AerCap has jumped since agreeing in December to buy AIG’s International Lease Finance Corp. for 97.6 million shares and $3 billion in cash. Based on yesterday’s closing price of $47.52, the equity portion of the deal is valued at $4.6 billion, compared with $2.4 billion when the transaction was announced. That adds to the potential proceeds for New York-based AIG five months after the AerCap deal replaced a failed all-cash sale of ILFC to a group of Chinese investors.
“This was an asset that no one thought they could sell,” said Josh Stirling, an analyst at Sanford C. Bernstein & Co. “They did sell it. They’re making $2 billion more.”
AIG Chief Executive Officer Robert Benmosche said last week that the company will evaluate its plans for using the funds after the ILFC sale is completed. Cash will probably be used to repurchase shares this year, said Charles Sebaski, an analyst at BMO Capital Markets.
“I don’t see that there’s any other need for cash in the business,” he said by phone.
AIG faces restrictions on selling the 46 percent stake that it will hold in Schipol, Netherlands-based AerCap after the deal closes. The insurer can sell a third of its stock nine months after the transaction is completed, two-thirds after a year, and the rest three months later.
Fluctuations in the shares of AerCap and AIG may affect how the insurer deploys its funds, Sebaski said.

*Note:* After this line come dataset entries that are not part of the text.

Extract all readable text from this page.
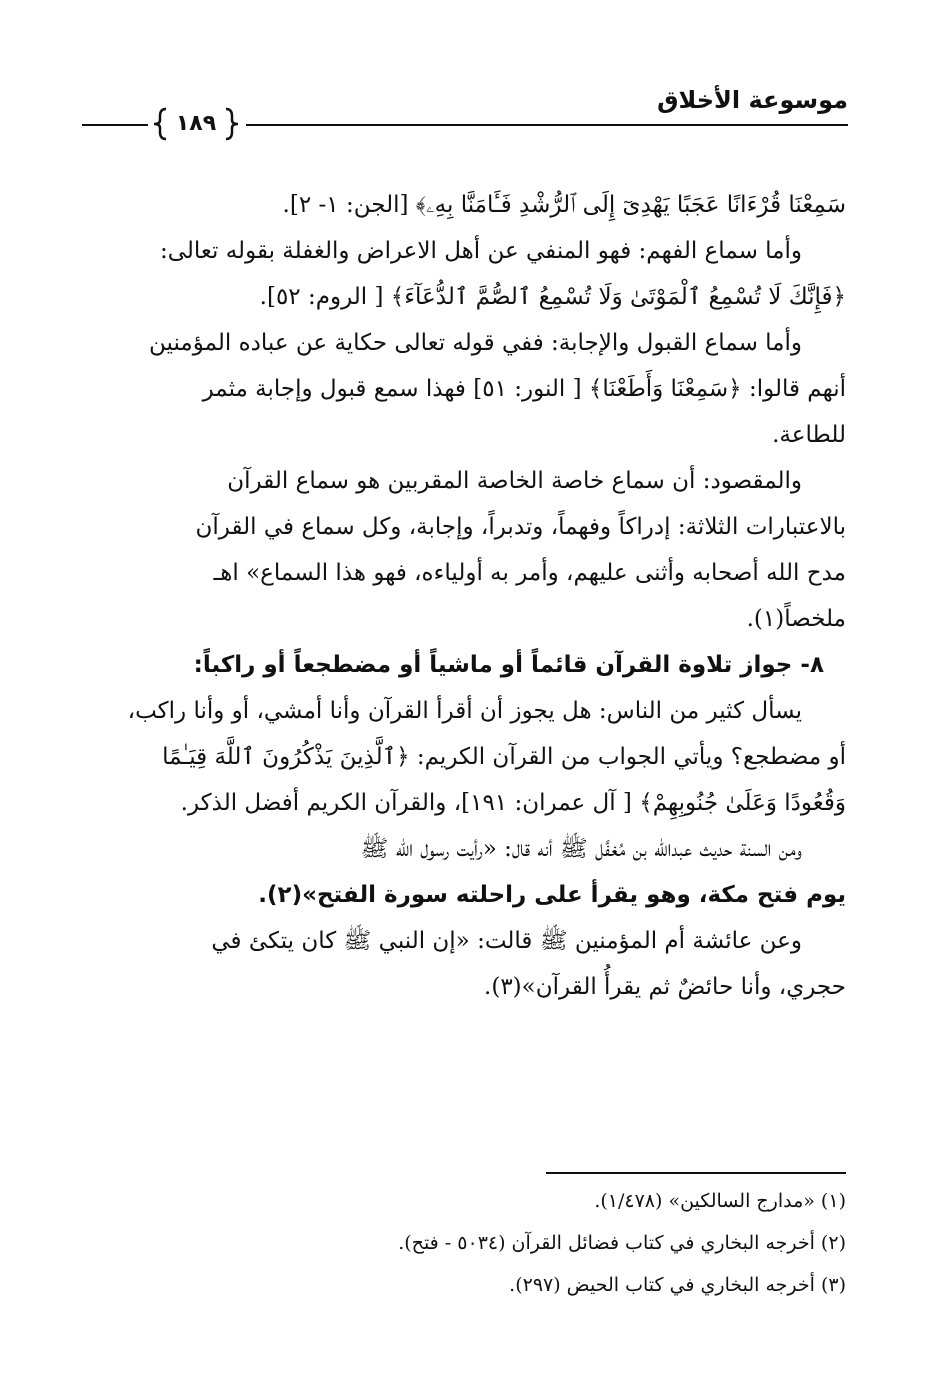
موسوعة الأخلاق
١٨٩
سَمِعْنَا قُرْءَانًا عَجَبًا يَهْدِىٓ إِلَى ٱلرُّشْدِ فَـَٔامَنَّا بِهِۦ﴾ [الجن: ١- ٢].
وأما سماع الفهم: فهو المنفي عن أهل الاعراض والغفلة بقوله تعالى:
﴿فَإِنَّكَ لَا تُسْمِعُ ٱلْمَوْتَىٰ وَلَا تُسْمِعُ ٱلصُّمَّ ٱلدُّعَآءَ﴾ [ الروم: ٥٢].
وأما سماع القبول والإجابة: ففي قوله تعالى حكاية عن عباده المؤمنين
أنهم قالوا: ﴿سَمِعْنَا وَأَطَعْنَا﴾ [ النور: ٥١] فهذا سمع قبول وإجابة مثمر
للطاعة.
والمقصود: أن سماع خاصة الخاصة المقربين هو سماع القرآن
بالاعتبارات الثلاثة: إدراكاً وفهماً، وتدبراً، وإجابة، وكل سماع في القرآن
مدح الله أصحابه وأثنى عليهم، وأمر به أولياءه، فهو هذا السماع» اهـ
ملخصاً(١).
٨- جواز تلاوة القرآن قائماً أو ماشياً أو مضطجعاً أو راكباً:
يسأل كثير من الناس: هل يجوز أن أقرأ القرآن وأنا أمشي، أو وأنا راكب،
أو مضطجع؟ ويأتي الجواب من القرآن الكريم: ﴿ٱلَّذِينَ يَذْكُرُونَ ٱللَّهَ قِيَـٰمًا
وَقُعُودًا وَعَلَىٰ جُنُوبِهِمْ﴾ [ آل عمران: ١٩١]، والقرآن الكريم أفضل الذكر.
ومن السنة حديث عبدالله بن مُغفَّل ﷺ أنه قال: «رأيت رسول الله ﷺ
يوم فتح مكة، وهو يقرأ على راحلته سورة الفتح»(٢).
وعن عائشة أم المؤمنين ﷺ قالت: «إن النبي ﷺ كان يتكئ في
حجري، وأنا حائضٌ ثم يقرأُ القرآن»(٣).
(١) «مدارج السالكين» (١/٤٧٨).
(٢) أخرجه البخاري في كتاب فضائل القرآن (٥٠٣٤ - فتح).
(٣) أخرجه البخاري في كتاب الحيض (٢٩٧).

If AIG’s shares still trade below book value, the insurer will probably favor buybacks. If the shares rally, dividends may become more attractive, he said.
“It’s a little early to get too excited,” Sebaski said. Because the stake is so large, “they can’t turn around and sell it at market price.”
See also: AIG earnings fall
The combination of AerCap and ILFC creates an aircraft lessor that will rival General Electric Co.’s unit as the largest in the industry.
“AerCap is poised to become one of the two premier global aircraft leasing franchises by month’s end with the closing of the ILFC transaction,” Gary Liebowitz, a New York-based aerospace analyst with Wells Fargo & Co., wrote in a May 7 research note.
The firm will gain ILFC’s $21 billion order backlog and an aircraft fleet with a carrying value of $32.1 billion as of March 31, Liebowitz said. AerCap is buying the planes at “unambiguously below-market prices,” he said.